IMHO, Caro stands head and shoulders above any other writer out there. He's won a National Book Award, a Pulitzer and just about every other award worth winning.
I was first introduced to Caro through his 1974 biography of Robert Moses, "The Power Broker." Having read that, I was urged to dive into his four-volume, 3000 pages-long biography of Lyndon Johnson.
At first I was cynical. Why would anyone need to read 3000 pages--no matter how good--on a failed president?
But then--one Father's Day, half a dozen years ago, my wife bought me all four volumes, and I made my way inexorably through them--to my great delight. What Caro writes about goes beyond a biographical subject--the same way Shakespeare's Merchant, or Lear, or Macbeth are more than just histories. They are studies of how men acquire, use and abuse power.

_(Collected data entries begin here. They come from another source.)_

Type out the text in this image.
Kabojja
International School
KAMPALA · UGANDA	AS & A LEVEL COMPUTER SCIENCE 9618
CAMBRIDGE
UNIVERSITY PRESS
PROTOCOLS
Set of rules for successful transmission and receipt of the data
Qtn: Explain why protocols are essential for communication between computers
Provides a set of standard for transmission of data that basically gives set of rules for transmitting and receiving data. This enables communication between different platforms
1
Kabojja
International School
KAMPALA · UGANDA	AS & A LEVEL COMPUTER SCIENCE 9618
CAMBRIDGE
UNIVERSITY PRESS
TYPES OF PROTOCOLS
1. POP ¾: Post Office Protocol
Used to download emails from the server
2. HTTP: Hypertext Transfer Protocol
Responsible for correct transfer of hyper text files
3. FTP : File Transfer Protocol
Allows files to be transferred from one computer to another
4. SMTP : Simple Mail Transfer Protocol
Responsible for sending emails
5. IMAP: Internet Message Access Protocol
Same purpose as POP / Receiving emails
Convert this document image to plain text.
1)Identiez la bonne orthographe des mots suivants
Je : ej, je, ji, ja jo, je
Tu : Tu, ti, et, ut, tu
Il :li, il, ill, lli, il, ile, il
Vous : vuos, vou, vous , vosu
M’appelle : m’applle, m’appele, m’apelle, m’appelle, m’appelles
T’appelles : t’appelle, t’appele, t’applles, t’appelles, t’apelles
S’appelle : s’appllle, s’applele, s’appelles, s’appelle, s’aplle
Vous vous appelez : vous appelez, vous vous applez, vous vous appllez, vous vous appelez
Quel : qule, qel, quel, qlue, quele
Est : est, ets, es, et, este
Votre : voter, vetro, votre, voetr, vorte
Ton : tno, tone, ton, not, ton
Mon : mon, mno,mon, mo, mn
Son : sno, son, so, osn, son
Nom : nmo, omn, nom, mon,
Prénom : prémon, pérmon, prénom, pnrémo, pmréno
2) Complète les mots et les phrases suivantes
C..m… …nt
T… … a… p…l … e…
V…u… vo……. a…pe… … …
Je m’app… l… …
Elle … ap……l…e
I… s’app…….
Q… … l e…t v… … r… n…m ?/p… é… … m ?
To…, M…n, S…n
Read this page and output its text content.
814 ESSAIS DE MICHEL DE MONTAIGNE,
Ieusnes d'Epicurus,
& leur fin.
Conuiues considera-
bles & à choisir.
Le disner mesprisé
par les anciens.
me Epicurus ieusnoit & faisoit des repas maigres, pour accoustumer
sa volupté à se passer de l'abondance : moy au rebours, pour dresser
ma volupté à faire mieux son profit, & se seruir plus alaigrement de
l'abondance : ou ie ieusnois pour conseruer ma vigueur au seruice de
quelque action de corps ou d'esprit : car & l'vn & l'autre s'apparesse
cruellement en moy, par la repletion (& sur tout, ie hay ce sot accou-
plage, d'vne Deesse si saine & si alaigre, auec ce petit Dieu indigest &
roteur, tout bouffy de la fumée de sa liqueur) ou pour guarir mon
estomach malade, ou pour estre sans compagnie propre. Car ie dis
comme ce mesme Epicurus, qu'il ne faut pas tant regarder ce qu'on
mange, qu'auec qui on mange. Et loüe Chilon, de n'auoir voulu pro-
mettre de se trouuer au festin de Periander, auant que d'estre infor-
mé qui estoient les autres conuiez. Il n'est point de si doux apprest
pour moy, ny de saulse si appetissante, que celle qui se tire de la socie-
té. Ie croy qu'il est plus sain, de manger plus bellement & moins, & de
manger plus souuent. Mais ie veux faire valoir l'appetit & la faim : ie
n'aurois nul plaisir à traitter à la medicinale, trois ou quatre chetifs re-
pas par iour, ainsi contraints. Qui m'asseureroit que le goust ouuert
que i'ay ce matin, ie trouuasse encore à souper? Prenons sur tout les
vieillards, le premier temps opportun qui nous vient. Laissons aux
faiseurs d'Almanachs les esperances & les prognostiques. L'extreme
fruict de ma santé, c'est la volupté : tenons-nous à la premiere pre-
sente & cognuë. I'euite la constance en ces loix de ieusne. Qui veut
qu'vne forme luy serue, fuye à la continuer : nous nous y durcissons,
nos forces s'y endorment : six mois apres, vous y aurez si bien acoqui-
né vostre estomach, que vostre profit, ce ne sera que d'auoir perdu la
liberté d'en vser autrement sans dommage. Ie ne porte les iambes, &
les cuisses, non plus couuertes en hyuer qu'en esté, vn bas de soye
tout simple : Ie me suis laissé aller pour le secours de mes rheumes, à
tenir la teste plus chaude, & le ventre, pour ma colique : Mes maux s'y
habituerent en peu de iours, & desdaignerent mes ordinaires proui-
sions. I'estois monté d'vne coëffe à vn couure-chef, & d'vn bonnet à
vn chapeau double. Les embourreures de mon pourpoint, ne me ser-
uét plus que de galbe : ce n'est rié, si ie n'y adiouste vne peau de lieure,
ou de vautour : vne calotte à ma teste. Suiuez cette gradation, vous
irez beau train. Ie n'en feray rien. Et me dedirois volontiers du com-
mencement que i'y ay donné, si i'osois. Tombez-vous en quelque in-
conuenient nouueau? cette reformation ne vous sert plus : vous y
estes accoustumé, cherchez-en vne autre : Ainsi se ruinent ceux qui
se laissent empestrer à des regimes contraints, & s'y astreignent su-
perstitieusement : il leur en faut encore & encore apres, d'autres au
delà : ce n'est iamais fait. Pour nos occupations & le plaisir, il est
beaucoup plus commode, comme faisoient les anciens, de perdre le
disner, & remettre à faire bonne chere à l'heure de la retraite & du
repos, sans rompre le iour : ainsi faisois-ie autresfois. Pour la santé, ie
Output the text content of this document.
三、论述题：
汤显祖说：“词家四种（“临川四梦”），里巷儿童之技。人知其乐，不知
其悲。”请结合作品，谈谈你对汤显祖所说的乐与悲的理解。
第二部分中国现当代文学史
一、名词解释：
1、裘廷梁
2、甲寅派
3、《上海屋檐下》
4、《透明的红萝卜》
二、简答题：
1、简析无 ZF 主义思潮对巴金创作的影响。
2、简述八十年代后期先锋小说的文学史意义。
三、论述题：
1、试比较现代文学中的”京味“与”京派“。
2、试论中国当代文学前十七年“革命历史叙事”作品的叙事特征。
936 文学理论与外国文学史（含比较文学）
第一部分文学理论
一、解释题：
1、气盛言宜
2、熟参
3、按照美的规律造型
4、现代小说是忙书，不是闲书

They are stories of hubris.
Caro is 81 now and is racing to finish volume five of his study of LBJ--a volume about the Vietnam years. To write it up to his level, Caro will spend months at a time in Hue, Vietnam--learning all he can about the crucial battle of that protracted war from the people who lived through it. Just as he moved to LBJ's Hill Country to understand the man better, Caro is moving to Vietnam to understand the war better.
Yesterday I wrote a post about two photographers who, like Caro believed in getting close to the action. "If your shots aren't good enough," Robert Capa said, "you're not close enough."
There is of course in this resonance in our business. It's easier to be a dilettante, to stay on the fringes of the throes, the pains, the hardships, the fears and the ambitions of the people we are claiming to try to speak to. It's easier to do something that looks real than to create something that really communicates.
So much of what is on TV is so patently artificial and dumbly ugly. People talking stupidly to camera as if they're real people talking about "activating their within," or some such convolution it brings vomit up to your mouth.
We speak a lot about authenticity, as if we can capture it somehow without really trying hard to live it, to understand real life. We speak a lot about authenticity, then fall back on plasticine grins and workaday cliches.
We don't do the real work of being real.
That's our job.
To move to Vietnam on every project we approach.